Dehuman, Black Throne of All Creation (Kaotoxin): The Belgian band’s first album is admirable in that it’s an extremely devout homage to classic early-‘90s death metal, right down to the muddy production. But because this has been done countless times before, the songwriting desperately needs to stand out, and sadly that hasn’t happened. While it’s not terrible - the band is convincing in their approach – it’s just not catchy enough. Even Grave and Unleashed had great hooks and grooves. See Blood Mortized above.
Engel, Blood Of Saints (Season Of Mist): The Swedish melodic death metal band continue to veer more toward the middle of the road, and while some might grumble about this album’s reliance on In Flames-style active rock arrangements and Magnus Klavborn’s soaring choruses, this is very catchy stuff. Trite? Of course. Cynical? Not a chance.
Ides Of Gemini, Constantinople (Neurot): After showing a great deal of promise on 2010’s The Disruption Writ EP, bassist Sera Timms and guitarist J. Bennett have recruited drummer vocalist Kelly Johnston, who gives the band much more depth on their full-length debut. What makes Ides of Gemini so unique is their emphasis on space and atmosphere; Bennett’s guitar work is on equal footing with Johnston’s measured, decidedly non-metal drumming style and the haunting vocal harmonies by Timms and Johnston.

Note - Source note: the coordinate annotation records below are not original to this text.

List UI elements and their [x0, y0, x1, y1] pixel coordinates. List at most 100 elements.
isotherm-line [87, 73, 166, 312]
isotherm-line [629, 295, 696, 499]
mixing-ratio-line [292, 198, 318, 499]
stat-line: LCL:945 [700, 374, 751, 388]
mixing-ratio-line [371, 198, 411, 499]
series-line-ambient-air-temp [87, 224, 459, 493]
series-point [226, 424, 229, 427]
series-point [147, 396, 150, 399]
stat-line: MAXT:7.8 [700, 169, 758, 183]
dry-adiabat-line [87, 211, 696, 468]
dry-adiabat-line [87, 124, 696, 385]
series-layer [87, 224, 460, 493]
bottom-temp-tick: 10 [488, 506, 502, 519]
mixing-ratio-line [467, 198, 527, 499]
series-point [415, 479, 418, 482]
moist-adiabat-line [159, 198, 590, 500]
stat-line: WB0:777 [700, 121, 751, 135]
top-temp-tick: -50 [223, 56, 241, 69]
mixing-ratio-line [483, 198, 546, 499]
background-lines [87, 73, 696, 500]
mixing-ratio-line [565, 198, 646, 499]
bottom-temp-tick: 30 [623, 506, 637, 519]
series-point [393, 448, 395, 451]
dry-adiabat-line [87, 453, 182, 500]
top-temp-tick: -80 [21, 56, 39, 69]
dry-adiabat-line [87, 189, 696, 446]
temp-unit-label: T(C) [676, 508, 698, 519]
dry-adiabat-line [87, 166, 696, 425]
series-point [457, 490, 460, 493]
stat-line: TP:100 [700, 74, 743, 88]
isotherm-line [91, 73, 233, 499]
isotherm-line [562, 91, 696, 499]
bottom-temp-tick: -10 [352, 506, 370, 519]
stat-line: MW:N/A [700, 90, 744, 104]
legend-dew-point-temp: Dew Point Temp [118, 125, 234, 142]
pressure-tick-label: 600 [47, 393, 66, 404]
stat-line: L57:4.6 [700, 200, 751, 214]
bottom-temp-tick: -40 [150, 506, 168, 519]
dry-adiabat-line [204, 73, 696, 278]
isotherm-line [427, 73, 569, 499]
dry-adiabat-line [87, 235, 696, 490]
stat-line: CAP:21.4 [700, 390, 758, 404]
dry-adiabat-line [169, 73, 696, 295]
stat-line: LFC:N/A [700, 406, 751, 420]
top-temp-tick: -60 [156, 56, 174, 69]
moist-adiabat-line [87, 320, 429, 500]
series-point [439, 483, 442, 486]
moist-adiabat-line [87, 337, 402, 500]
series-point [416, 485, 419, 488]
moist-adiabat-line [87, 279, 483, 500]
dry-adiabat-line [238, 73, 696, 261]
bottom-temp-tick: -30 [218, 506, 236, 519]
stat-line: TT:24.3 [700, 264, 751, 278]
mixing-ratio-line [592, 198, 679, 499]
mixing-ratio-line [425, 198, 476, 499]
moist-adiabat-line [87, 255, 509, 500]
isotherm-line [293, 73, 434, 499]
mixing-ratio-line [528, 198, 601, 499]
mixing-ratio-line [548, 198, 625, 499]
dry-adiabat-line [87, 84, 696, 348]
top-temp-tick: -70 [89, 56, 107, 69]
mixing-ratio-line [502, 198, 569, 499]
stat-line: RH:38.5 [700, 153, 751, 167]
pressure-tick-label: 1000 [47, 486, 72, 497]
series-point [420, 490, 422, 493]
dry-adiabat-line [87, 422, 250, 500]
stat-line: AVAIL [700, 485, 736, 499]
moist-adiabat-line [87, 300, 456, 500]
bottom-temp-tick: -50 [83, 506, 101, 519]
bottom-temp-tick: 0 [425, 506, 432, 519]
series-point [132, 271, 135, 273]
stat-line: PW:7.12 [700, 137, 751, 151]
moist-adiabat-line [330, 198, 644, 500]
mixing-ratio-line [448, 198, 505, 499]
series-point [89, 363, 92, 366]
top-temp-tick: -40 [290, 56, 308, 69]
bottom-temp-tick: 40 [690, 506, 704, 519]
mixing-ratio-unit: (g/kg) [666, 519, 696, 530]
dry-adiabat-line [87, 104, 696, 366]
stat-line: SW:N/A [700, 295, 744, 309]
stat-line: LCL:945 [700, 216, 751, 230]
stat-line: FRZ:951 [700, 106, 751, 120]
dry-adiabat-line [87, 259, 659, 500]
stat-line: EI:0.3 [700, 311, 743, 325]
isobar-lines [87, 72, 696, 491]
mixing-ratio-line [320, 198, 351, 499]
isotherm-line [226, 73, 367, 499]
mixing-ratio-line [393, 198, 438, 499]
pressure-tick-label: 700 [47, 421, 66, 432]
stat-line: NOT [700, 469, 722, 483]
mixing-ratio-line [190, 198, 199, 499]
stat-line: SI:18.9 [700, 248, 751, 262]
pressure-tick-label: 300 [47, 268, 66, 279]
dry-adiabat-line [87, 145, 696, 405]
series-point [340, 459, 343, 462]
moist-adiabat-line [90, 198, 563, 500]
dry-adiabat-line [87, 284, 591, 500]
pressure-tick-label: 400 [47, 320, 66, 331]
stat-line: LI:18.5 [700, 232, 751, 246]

That less-is-more approach yields beautiful, unsettling results, a dreamy record that’s the perfect accompaniment for a dark night of the soul.
Malice, New Breed Of Godz (SPV): Best known for appearing on 1982’s legendary Metal Massacre compilation alongside Metallica, Los Angeles’s Malice has gotten back together to put out their first album since 1986’s License to Kill. Instead of original singer James Neal, though, the band has brought in the great Helstar screamer James Rivera, and his charismatic, Halford-esque delivery is perfectly suited to the band’s straightforward heavy metal attack. Although it’s far from the album of the year, this is one reunion album that doesn’t disappoint in the least.
Mirrormaze, Walkabout (Bakerteam): A progressive metal album in the tradition of Fates Warning and Dream Theater, this debut by the Italian band it tastefully written and capably performed, and while it does start to drag on like a lot of ambitious prog/power efforts, it’s nevertheless a decent first outing.
The Reticent, Le Temps Detruit Tout (Heaven and Hell): Fitting somewhere between Tool and Porcupine Tree, the latest by the North Carolina project is very understated, yet has a way of working its way into your head. Even more impressive is that this is the work of singer-songwriter-multi-instrumentalist Chris Hathcock, whose mournful guitar work and melancholy singing lends the record a bleak beauty, capped off by a brave cover of R.E.M.’s “Losing My Religion” that blows away the cover by Lacuna Coil earlier this year.
Sexcrement, Sloppy Seconds (Comatose): Ugly, pulverizing, and very tongue-in-cheek, the second album by the Massachusetts band is loaded with enough death metal grooves and tasteless song titles for anyone who wishes death metal wouldn’t take itself so seriously all the time.
Sledge Leather, Imagine Me Alive (Metal Up): Featuring former Chastain singer Leather Leone and her Rude Girl bandmate, drummer Sandy Sledge – hence the name – as well as former Dio members Jimmy Bain (bass) and Scott Warren (keyboards), this is solid yet unspectacular traditional metal that sees Leone in terrific form, sounding as powerful as she did 25 years ago.